Snow-fed Western rivers provide more evidence. California state hydrologists noticed in the mid-1990s that spring snowmelt was coming earlier and traced the trend back to the 1950s, matching the temperature rise. As a result, the traditional April-to-July runoff that nourishes California crops and cities is becoming more meager as mountain snow melts earlier and snow becomes rain.

"It seems like it's quite a bit less than it used to be in the mid-20th century," said Maurice Roos, chief hydrologist for the California Department of Water Resources. " That is consistent with global warming."

Now winter is turning to spring earlier for mountains across the West.

Dettinger and colleagues examined mountain weather stations and flow records for more than 300 Western rivers. On April 1, the rough transition point from winter storm to snowmelt runoff, they found less snow on average.
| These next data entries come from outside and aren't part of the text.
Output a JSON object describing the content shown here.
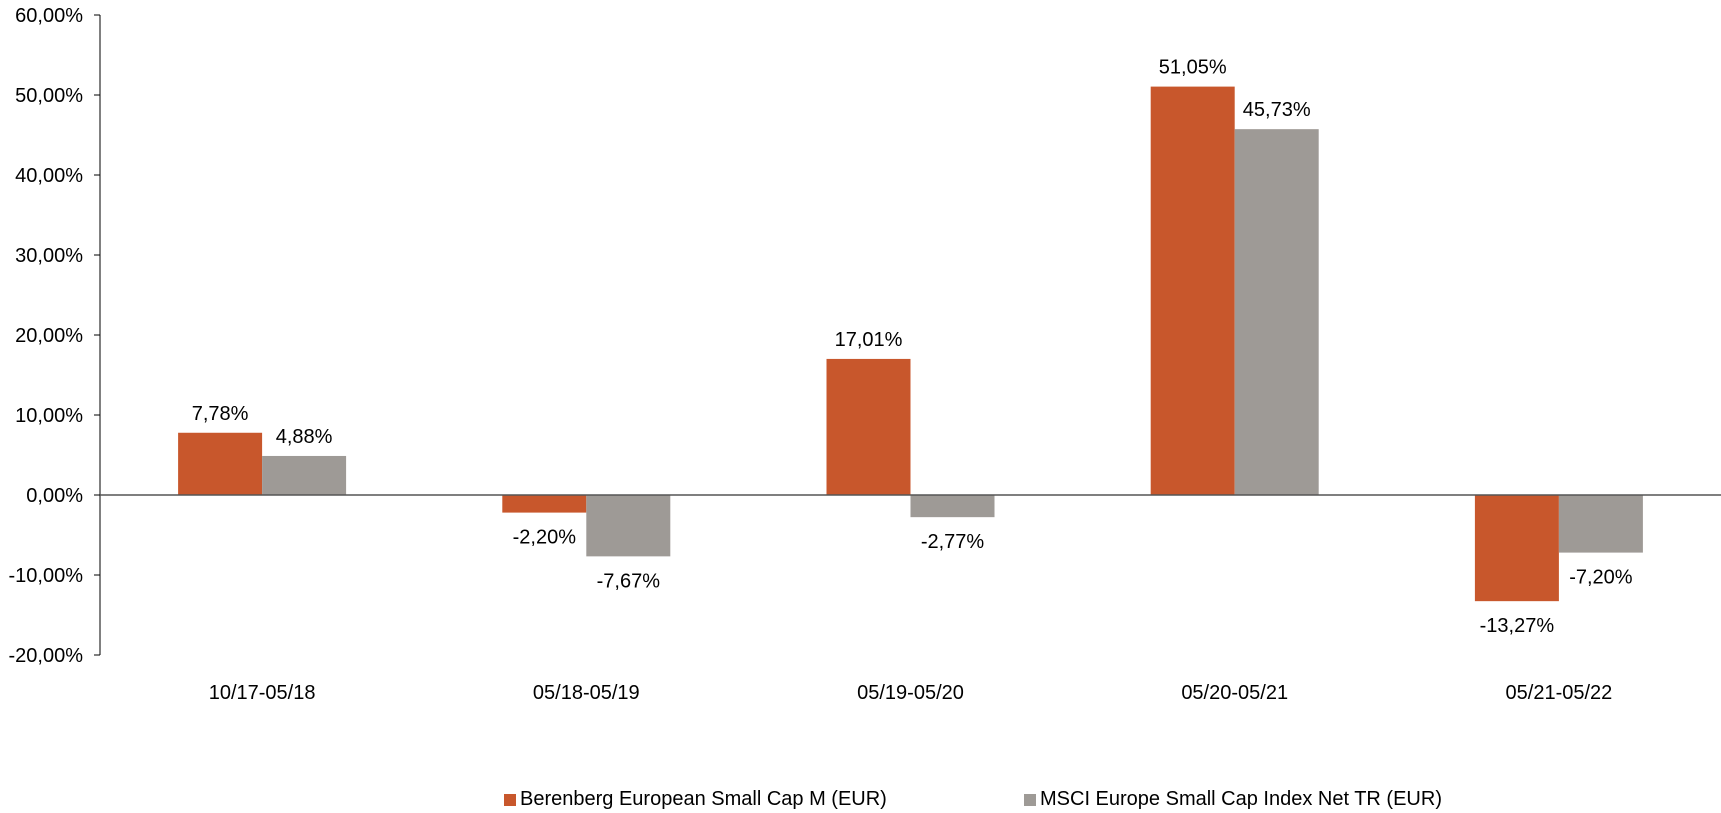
{
  "chart_data": {
    "type": "bar",
    "categories": [
      "10/17-05/18",
      "05/18-05/19",
      "05/19-05/20",
      "05/20-05/21",
      "05/21-05/22"
    ],
    "series": [
      {
        "name": "Berenberg European Small Cap M (EUR)",
        "color": "#c8572c",
        "values": [
          7.78,
          -2.2,
          17.01,
          51.05,
          -13.27
        ],
        "labels": [
          "7,78%",
          "-2,20%",
          "17,01%",
          "51,05%",
          "-13,27%"
        ]
      },
      {
        "name": "MSCI Europe Small Cap Index Net TR (EUR)",
        "color": "#9e9a96",
        "values": [
          4.88,
          -7.67,
          -2.77,
          45.73,
          -7.2
        ],
        "labels": [
          "4,88%",
          "-7,67%",
          "-2,77%",
          "45,73%",
          "-7,20%"
        ]
      }
    ],
    "ylim": [
      -20,
      60
    ],
    "yticks": [
      60,
      50,
      40,
      30,
      20,
      10,
      0,
      -10,
      -20
    ],
    "ytick_labels": [
      "60,00%",
      "50,00%",
      "40,00%",
      "30,00%",
      "20,00%",
      "10,00%",
      "0,00%",
      "-10,00%",
      "-20,00%"
    ],
    "grid": false,
    "legend_position": "bottom"
  }
}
More than three-fourths of the rivers are flush with runoff earlier than in previous decades.

"We can see it in the streams," Dettinger said. "It's an average of nine to 11 days earlier."

The 1-2 degree Celsius rise in temperatures agrees with what scientists project when they add human emissions of greenhouse gases such as carbon dioxide and methane to the chemistry of the Earth's pre-industrial atmosphere in computer simulations and run them forward to the present day.

"Now the (global warming) signal is detected," said Ed Maurer, a hydrologist and civil engineering professor at Santa Clara University. "And it's attributed to the warming, it's not related to El Nino."

Computer simulations of natural changes in climate don't produce the temperatures measured in the West today.

"You can't even come close to reproducing the warming trends for the last 35 years now, unless you include those human influences," Dettinger said.

Looking into the future, the 11 most used simulations vary on what temperatures will be like in 2100, with projected increases ranging from 1.4 to 5.8 degrees Celsius or 2.5 to 10.4 degrees Fahrenheit. Much depends on whether the rate of greenhouse-gas emissions continues to accelerate or is reduced by a global shift to carbon-free energy sources, and on whether oceans and plants can continue to absorb most of the carbon dioxide.

Warming of 1 degree Celsius translates into a 500-foot retreat of Sierra snows up the mountainsides, said Roos of the California Department of Water Resources. At three degrees of warming - roughly in the middle of the climate-change projections for 2100 - Northern California would lose half of the snowpack on which it relies for most of its irrigation and drinking water.

Until California finds more places to store water, water managers could be forced by the earlier runoff to make tough decisions.